Le sens de vissage d'un boulon : comprendre le pas de vis

Pour bien comprendre, il faut oublier la main et se concentrer sur la vis elle-même. Une vis standard possède un filetage à pas à droite. Imaginez que vous regardez la vis depuis sa tête : les filets montent en spirale vers la droite, comme les marches d'un escalier en colimaçon vu de dessus. Pour l'enfoncer dans le matériau, il faut suivre cette spirale : tourner vers la droite. Pour la retirer, on inverse la rotation : vers la gauche.

Le sens de vissage d'un boulon : comprendre le pas de vis

Ce principe mécanique est si ancré que nos outils sont pensés pour. Une clé à cliquet, par exemple, possède un inverseur. En position "serrage", elle tourne dans le sens horaire ; en position "desserrage", elle tourne dans le sens antihoraire. Le problème ? C'est que ce repère visuel, on l'oublie dès qu'on travaille dans une position bizarre.

J'ai passé un après-midi entier, il y a deux ans, à essayer de démonter le support d'un radiateur. Un filetage grippé, pensais-je. J'ai appliqué du dégrippant, laissé poser, forcé comme un damné. Résultat : une tête de vis complètement ronde et un support à changer. La véritable explication ? Le support était monté de l'autre côté de la tôle. En travaillant depuis l'arrière, je voyais le filetage "en miroir". Ce qui était pour moi "vers la gauche" était en réalité "vers la droite" pour la vis. Erreur de débutant, mais combien de fois l'a-t-on tous faite ?

À droite, à gauche : la règle du "serrage horaire"

Le moyen mnémotechnique anglo-saxon est redoutable d'efficacité : "Righty tighty, lefty loosey". En français, on peut retenir "serrer à droite, desserrer à gauche". Mais cette règle ne vaut que si vous regardez la tête de la vis. Dès que vous travaillez "à l'envers" — sous une voiture, derrière un meuble, ou dans un angle mort —, la règle s'inverse visuellement.

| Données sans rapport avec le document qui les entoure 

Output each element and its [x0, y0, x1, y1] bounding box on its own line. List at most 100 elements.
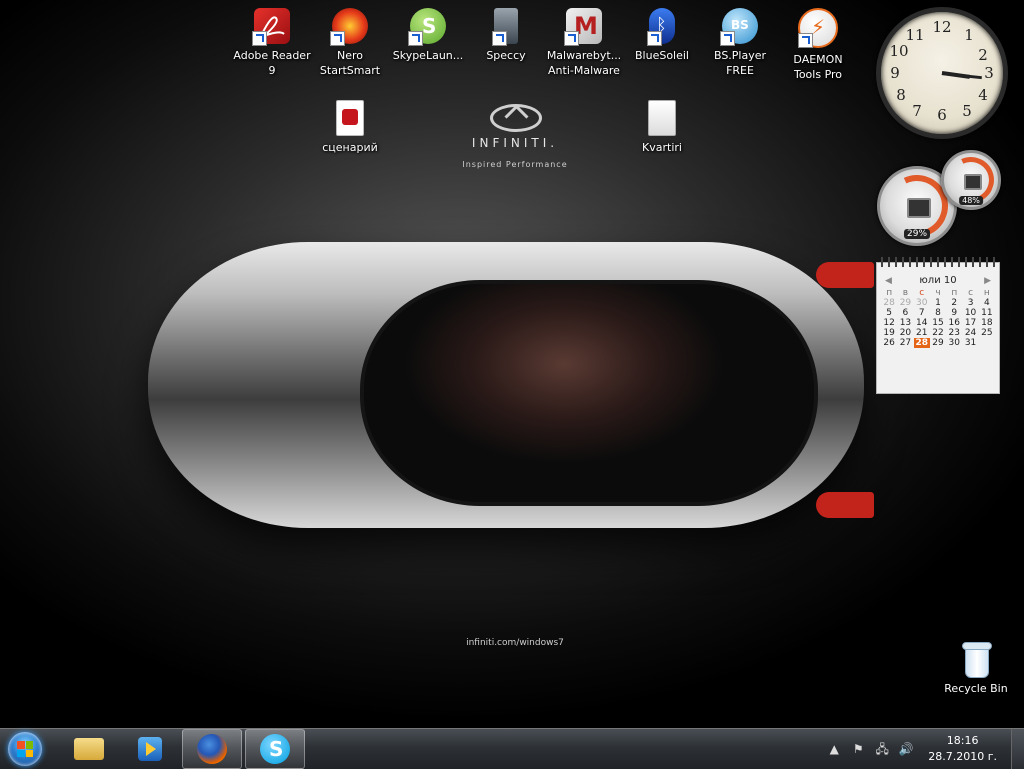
shortcut-arrow-icon [798, 33, 813, 48]
icon-label: Speccy [486, 49, 526, 62]
calendar-day[interactable]: 10 [962, 308, 978, 318]
calendar-day[interactable]: 24 [962, 328, 978, 338]
ram-meter-gadget[interactable]: 48% [941, 150, 1001, 210]
taskbar-firefox-button[interactable] [182, 729, 242, 769]
desktop: Adobe Reader 9 Nero StartSmart S SkypeLa… [0, 0, 1024, 728]
icon-label: Nero StartSmart [319, 49, 381, 77]
next-month-icon[interactable]: ▶ [984, 276, 991, 286]
desktop-icon-daemon-tools[interactable]: ⚡ DAEMON Tools Pro [779, 0, 857, 82]
speccy-icon [492, 8, 518, 46]
calendar-day[interactable]: 19 [881, 328, 897, 338]
desktop-icon-skype-launcher[interactable]: S SkypeLaun... [389, 0, 467, 63]
taskbar-date: 28.7.2010 г. [928, 750, 997, 763]
text-file-icon [648, 100, 676, 136]
taskbar-media-player-button[interactable] [121, 730, 179, 768]
bsplayer-bs-glyph: BS [731, 18, 749, 32]
calendar-day[interactable]: 23 [946, 328, 962, 338]
calendar-week: 19 20 21 22 23 24 25 [877, 328, 999, 338]
calendar-day[interactable]: 7 [914, 308, 930, 318]
calendar-day[interactable]: 1 [930, 298, 946, 308]
start-button[interactable] [0, 729, 46, 769]
taskbar-explorer-button[interactable] [60, 730, 118, 768]
icon-label: сценарий [322, 141, 378, 154]
taskbar-skype-button[interactable]: S [245, 729, 305, 769]
calendar-gadget[interactable]: ◀ юли 10 ▶ п в с ч п с н 28 29 30 1 2 3 4 5 6 7 8 9… [876, 257, 1000, 394]
calendar-day[interactable]: 27 [897, 338, 913, 348]
windows-logo-icon [17, 741, 33, 757]
calendar-day[interactable]: 29 [930, 338, 946, 348]
calendar-day[interactable] [979, 338, 995, 348]
calendar-day[interactable]: 18 [979, 318, 995, 328]
skype-s-glyph: S [269, 737, 284, 761]
calendar-day[interactable]: 31 [962, 338, 978, 348]
calendar-day[interactable]: 9 [946, 308, 962, 318]
calendar-day[interactable]: 22 [930, 328, 946, 338]
calendar-day[interactable]: 8 [930, 308, 946, 318]
calendar-week: 28 29 30 1 2 3 4 [877, 298, 999, 308]
clock-number: 11 [905, 26, 925, 44]
desktop-icon-adobe-reader[interactable]: Adobe Reader 9 [233, 0, 311, 78]
calendar-day[interactable]: 29 [897, 298, 913, 308]
taskbar: S ▲ ⚑ 🖧 🔊 18:16 28.7.2010 г. [0, 728, 1024, 769]
desktop-icon-scenario-pdf[interactable]: сценарий [311, 92, 389, 155]
desktop-icon-recycle-bin[interactable]: Recycle Bin [940, 640, 1012, 695]
calendar-week: 12 13 14 15 16 17 18 [877, 318, 999, 328]
calendar-day[interactable]: 15 [930, 318, 946, 328]
calendar-day[interactable]: 30 [914, 298, 930, 308]
clock-number: 8 [896, 86, 906, 104]
show-hidden-icons-icon[interactable]: ▲ [826, 741, 842, 757]
calendar-day[interactable]: 30 [946, 338, 962, 348]
clock-number: 12 [932, 18, 952, 36]
desktop-icon-bluesoleil[interactable]: ᛒ BlueSoleil [623, 0, 701, 63]
clock-number: 7 [912, 102, 922, 120]
calendar-day[interactable]: 12 [881, 318, 897, 328]
shortcut-arrow-icon [252, 31, 267, 46]
desktop-icon-malwarebytes[interactable]: M Malwarebyt... Anti-Malware [545, 0, 623, 78]
car-taillight-top [816, 262, 874, 288]
calendar-day[interactable]: 14 [914, 318, 930, 328]
calendar-day[interactable]: 6 [897, 308, 913, 318]
day-of-week: п [951, 288, 958, 298]
desktop-icon-kvartiri[interactable]: Kvartiri [623, 92, 701, 155]
calendar-day[interactable]: 20 [897, 328, 913, 338]
calendar-day[interactable]: 28 [881, 298, 897, 308]
clock-gadget[interactable]: 12 1 2 3 4 5 6 7 8 9 10 11 [876, 7, 1008, 139]
calendar-day[interactable]: 21 [914, 328, 930, 338]
volume-icon[interactable]: 🔊 [898, 741, 914, 757]
cpu-chip-icon [907, 198, 931, 218]
calendar-day[interactable]: 17 [962, 318, 978, 328]
icon-label: Malwarebyt... Anti-Malware [546, 49, 622, 77]
bsplayer-icon: BS [720, 8, 758, 46]
clock-number: 1 [964, 26, 974, 44]
day-of-week: ч [935, 288, 941, 298]
prev-month-icon[interactable]: ◀ [885, 276, 892, 286]
icon-label: Kvartiri [642, 141, 682, 154]
shortcut-arrow-icon [564, 31, 579, 46]
calendar-day[interactable]: 11 [979, 308, 995, 318]
action-center-flag-icon[interactable]: ⚑ [850, 741, 866, 757]
calendar-day[interactable]: 3 [962, 298, 978, 308]
calendar-day[interactable]: 26 [881, 338, 897, 348]
calendar-day[interactable]: 13 [897, 318, 913, 328]
play-glyph [146, 742, 156, 756]
calendar-day[interactable]: 5 [881, 308, 897, 318]
day-of-week: п [886, 288, 893, 298]
lightning-glyph: ⚡ [811, 15, 826, 39]
calendar-day[interactable]: 2 [946, 298, 962, 308]
network-icon[interactable]: 🖧 [874, 741, 890, 757]
day-of-week: в [902, 288, 909, 298]
desktop-icon-speccy[interactable]: Speccy [467, 0, 545, 63]
desktop-icon-nero[interactable]: Nero StartSmart [311, 0, 389, 78]
calendar-day[interactable]: 25 [979, 328, 995, 338]
calendar-day[interactable]: 28 [913, 338, 930, 348]
taskbar-clock[interactable]: 18:16 28.7.2010 г. [928, 733, 997, 765]
skype-icon: S [260, 734, 290, 764]
show-desktop-button[interactable] [1011, 729, 1024, 769]
calendar-day[interactable]: 16 [946, 318, 962, 328]
shortcut-arrow-icon [647, 31, 662, 46]
recycle-bin-icon [961, 640, 992, 678]
calendar-day[interactable]: 4 [979, 298, 995, 308]
desktop-icon-bsplayer[interactable]: BS BS.Player FREE [701, 0, 779, 78]
brand-name: INFINITI. [471, 136, 559, 150]
clock-number: 3 [984, 64, 994, 82]
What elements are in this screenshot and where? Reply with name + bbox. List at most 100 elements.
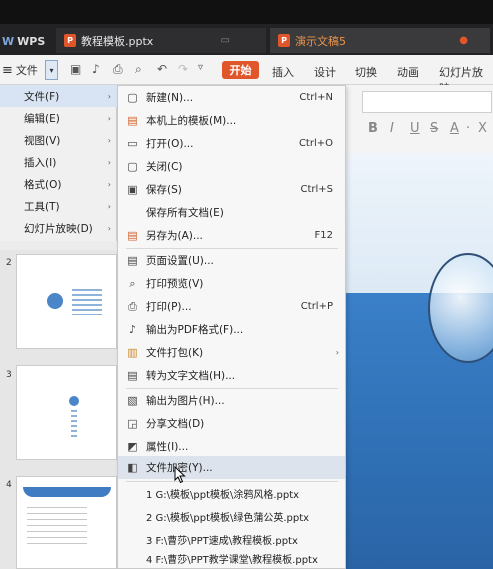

Le conseil que je donne désormais à tous mes amis qui débutent : ne raisonnez jamais en "droite/gauche". Raisonnez en "sens horaire / sens antihoraire". Avant de tourner, prenez une seconde pour visualiser l'horloge et le sens que votre main doit suivre par rapport à la pièce, pas par rapport à vous.

Dévisser en plomberie : un sens qui a ses particularités

En plomberie, la règle générale s'applique, mais le contexte change tout. Les raccords, les écrous et les corps de robinets sont souvent en laiton, un métal tendre qui se déforme facilement. Forcer dans le mauvais sens, c'est garantir une fuite ou un raccord à remplacer.

Dévisser en plomberie : un sens qui a ses particularités

Un exemple parlant : le raccord d'alimentation d'un flexible de douche. Ces écrous sont conçus pour être dévissés avec une clé plate ou une pince multiprise. Le sens ? Antihoraire. Mais attention : si vous tenez le flexible d'une main et l'écrou de l'autre, la torsion de vos poignets peut vous faire croire que vous tournez correctement alors que vous serrez. La solution que j'utilise systématiquement : je marque un repère au feutre sur l'écrou et sur le corps du raccord avant de commencer. Comme ça, je vois immédiatement si le repère bouge dans le bon sens. Ça a l'air bête, mais ça m'a évité de casser deux raccords sur mon ballon d'eau chaude l'an dernier.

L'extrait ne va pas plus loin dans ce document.